I think i'm the monkey for watching the entire video. The company that "took a chance" on him, thanks for hiring Vets but i think the 13 year old "hacker" has more out of box experience than the entire company if Justin is any indicator of their team.
His lack of any off hand configs / mods / changes he keeps referencing makes me think he runs the "out of the box" (read: they have a box and he picks a config out of it) script like everyone else.
I know it sounds shitty, but pen-testing is not glamorous, isn't difficult, out of the box and isn't hacking.
As a White Male, I was actively discouraged from joining the field by my parents who thought it was for criminals. Toughen up buttercup.
The high salaries reflect the insane number of hours required to be good. These aren't classroom hours where you stretch 2 hours learning in to an 8 hour day.
These are obsession hours:
-Google searches and phone calls scratching at the surface of a subject that doesn't even have a book written about it yet.
-Loved ones getting upset because you're on your laptop while they're trying to sleep, and daydreaming about a problem while they're trying to have a conversation with you.
-Waking up in the morning and realizing you've been dreaming about the problem while you slept.
Hackers don't need the validation of their peers to do the work.
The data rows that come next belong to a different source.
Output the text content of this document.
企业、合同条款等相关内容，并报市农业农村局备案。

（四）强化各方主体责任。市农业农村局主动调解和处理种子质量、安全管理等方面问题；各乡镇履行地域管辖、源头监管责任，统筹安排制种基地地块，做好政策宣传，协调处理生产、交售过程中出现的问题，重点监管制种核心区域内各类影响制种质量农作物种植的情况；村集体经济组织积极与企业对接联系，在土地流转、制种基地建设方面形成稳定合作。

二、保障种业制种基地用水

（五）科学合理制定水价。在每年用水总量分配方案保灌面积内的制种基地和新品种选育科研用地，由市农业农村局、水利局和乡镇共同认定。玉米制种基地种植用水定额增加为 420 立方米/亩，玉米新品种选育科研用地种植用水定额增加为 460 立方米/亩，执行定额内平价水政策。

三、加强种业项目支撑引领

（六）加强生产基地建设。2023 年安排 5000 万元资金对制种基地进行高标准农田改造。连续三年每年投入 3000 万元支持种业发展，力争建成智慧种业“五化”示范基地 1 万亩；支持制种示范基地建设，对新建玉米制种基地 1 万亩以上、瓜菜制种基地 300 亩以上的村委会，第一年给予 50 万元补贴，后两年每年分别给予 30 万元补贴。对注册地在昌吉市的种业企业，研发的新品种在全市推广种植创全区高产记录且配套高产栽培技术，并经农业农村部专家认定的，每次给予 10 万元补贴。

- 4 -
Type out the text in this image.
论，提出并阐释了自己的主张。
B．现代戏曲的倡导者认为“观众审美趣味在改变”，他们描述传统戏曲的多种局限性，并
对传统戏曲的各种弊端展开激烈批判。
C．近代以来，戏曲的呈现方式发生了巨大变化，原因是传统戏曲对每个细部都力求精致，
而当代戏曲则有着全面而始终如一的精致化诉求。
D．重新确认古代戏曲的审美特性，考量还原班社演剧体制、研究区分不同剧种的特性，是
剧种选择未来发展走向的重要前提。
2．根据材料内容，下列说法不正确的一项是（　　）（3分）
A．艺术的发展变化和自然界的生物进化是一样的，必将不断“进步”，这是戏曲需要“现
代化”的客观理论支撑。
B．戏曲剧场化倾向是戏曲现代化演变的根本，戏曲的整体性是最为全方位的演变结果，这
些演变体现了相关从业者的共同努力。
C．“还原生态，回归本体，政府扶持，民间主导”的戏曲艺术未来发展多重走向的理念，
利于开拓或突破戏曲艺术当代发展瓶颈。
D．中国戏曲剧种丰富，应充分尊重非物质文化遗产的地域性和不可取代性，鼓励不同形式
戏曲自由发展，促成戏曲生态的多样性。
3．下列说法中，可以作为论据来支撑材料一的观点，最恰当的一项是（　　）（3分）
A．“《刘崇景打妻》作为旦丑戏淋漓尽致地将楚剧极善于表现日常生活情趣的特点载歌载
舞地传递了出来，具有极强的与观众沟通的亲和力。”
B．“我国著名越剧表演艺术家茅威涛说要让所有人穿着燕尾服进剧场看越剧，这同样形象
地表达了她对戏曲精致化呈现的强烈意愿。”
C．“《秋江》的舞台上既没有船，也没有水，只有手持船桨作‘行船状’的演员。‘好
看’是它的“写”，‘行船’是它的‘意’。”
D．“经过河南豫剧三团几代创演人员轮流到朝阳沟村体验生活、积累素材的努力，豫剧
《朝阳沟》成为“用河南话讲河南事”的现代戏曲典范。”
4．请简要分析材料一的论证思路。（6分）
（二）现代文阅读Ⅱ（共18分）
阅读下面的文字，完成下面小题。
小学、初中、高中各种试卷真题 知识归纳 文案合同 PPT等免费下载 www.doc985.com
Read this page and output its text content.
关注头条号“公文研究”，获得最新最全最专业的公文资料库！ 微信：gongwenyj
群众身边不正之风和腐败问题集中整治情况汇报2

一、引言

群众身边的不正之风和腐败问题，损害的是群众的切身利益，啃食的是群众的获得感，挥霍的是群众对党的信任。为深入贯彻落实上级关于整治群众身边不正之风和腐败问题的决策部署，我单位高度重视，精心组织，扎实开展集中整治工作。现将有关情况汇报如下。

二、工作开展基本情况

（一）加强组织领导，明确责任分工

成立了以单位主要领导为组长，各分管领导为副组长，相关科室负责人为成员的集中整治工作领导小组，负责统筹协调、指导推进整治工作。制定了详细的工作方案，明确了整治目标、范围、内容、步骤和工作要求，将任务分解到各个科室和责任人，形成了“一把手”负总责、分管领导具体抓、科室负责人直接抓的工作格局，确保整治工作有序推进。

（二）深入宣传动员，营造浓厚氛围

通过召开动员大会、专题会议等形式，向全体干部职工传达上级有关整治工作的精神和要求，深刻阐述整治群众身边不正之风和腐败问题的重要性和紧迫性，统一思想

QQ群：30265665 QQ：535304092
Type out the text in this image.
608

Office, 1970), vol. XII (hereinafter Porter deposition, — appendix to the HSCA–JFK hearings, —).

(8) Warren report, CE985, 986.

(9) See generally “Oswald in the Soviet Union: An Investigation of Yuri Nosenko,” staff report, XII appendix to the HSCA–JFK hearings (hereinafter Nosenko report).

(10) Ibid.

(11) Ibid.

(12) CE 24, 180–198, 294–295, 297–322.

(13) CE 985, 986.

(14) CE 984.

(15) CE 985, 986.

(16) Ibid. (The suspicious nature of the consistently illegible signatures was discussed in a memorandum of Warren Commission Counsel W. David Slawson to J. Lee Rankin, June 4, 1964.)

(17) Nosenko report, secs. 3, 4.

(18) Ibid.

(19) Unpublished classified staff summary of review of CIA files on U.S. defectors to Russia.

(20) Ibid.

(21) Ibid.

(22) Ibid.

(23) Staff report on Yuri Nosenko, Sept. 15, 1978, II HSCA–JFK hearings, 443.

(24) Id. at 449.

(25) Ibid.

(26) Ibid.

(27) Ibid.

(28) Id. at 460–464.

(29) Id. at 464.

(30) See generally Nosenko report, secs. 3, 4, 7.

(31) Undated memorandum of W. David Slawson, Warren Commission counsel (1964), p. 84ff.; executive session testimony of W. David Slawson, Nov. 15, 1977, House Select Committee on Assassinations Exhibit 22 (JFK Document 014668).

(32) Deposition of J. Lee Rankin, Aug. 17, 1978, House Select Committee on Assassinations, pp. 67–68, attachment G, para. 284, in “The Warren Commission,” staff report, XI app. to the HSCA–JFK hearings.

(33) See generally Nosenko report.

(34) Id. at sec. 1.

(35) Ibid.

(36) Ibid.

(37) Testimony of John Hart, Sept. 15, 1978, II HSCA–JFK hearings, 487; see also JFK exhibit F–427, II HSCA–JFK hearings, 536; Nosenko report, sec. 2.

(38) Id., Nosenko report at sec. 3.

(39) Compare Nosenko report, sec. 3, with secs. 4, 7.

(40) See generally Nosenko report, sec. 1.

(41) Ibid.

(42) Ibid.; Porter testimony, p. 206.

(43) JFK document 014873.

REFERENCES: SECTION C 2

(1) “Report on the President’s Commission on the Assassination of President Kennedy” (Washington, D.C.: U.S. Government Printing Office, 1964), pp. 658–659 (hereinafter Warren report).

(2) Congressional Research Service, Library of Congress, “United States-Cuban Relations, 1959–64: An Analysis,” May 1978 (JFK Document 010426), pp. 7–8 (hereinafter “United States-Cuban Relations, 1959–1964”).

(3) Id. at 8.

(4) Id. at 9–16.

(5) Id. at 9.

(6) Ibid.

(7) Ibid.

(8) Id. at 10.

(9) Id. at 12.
I've never worked as a security professional so I can't comment on the work environment. When I see more women doing this stuff for fun, I'll decry the fact that they don't do it for money.
If there was so much interest a woman executive should be able to put help wanted advertisements in a magazine targeted at women and correct the market inefficiency by hiring at a discount. I don't see that happening. If you want to social engineer demographics start at K-12 but don't be surprised if the "easy money" has moved on to some other specialization by the time you have a bunch of techno-hipster HS graduates flooding the job market.
You Don't Need to Start as a Teen to be an Ethical Hacker
You don't need to start as a teen to be anything. You have to start as a baby like everyone else.
systemd is Roko's Basilisk.
Please, PLEASE, put noobs like this in charge of important stuff we want to hack... PLEASE. Just sayin'
Mega-props for the lyrics. I haven't seen that in tech circles, well, ever. And now, "C-130 rollin' down the strip, 64 Rangers on a one-way trip, mission top-secret, destination unknown, ..."
Where is it? Let's not further exclude the deaf from the internet, daily life is marginalization enough.
Cwm, fjord-bank glyphs vext quiz
It's amazing how many trolls are missing the point of this interview.
It became too late to become an ethical hacker when the FBI started bullying people into working for them. "Here, come disrupt your life no matter the consequences to you or your family, or we'll destroy your life." Screw that. Some fields can't pay enough to be worth their risk. When story after story about the people who can hack involve their being bullied by their government, it's just not worth it to learn those skills.
Or at least this is my impression. If I'm wrong, then it might help if electronic security were further legitimized at the academic level. We haven't had an overhaul of related academic majors in too long. You can study "Information Technology," which boils down to how to connect routers and work spreadsheets, or you can study Computer Science, which these days boils down to a practical approach to calculus and a primer to teach yourself how to actually produce software. But the shortcomings of this academic template aren't going to matter until the PhDs making money on it speak up.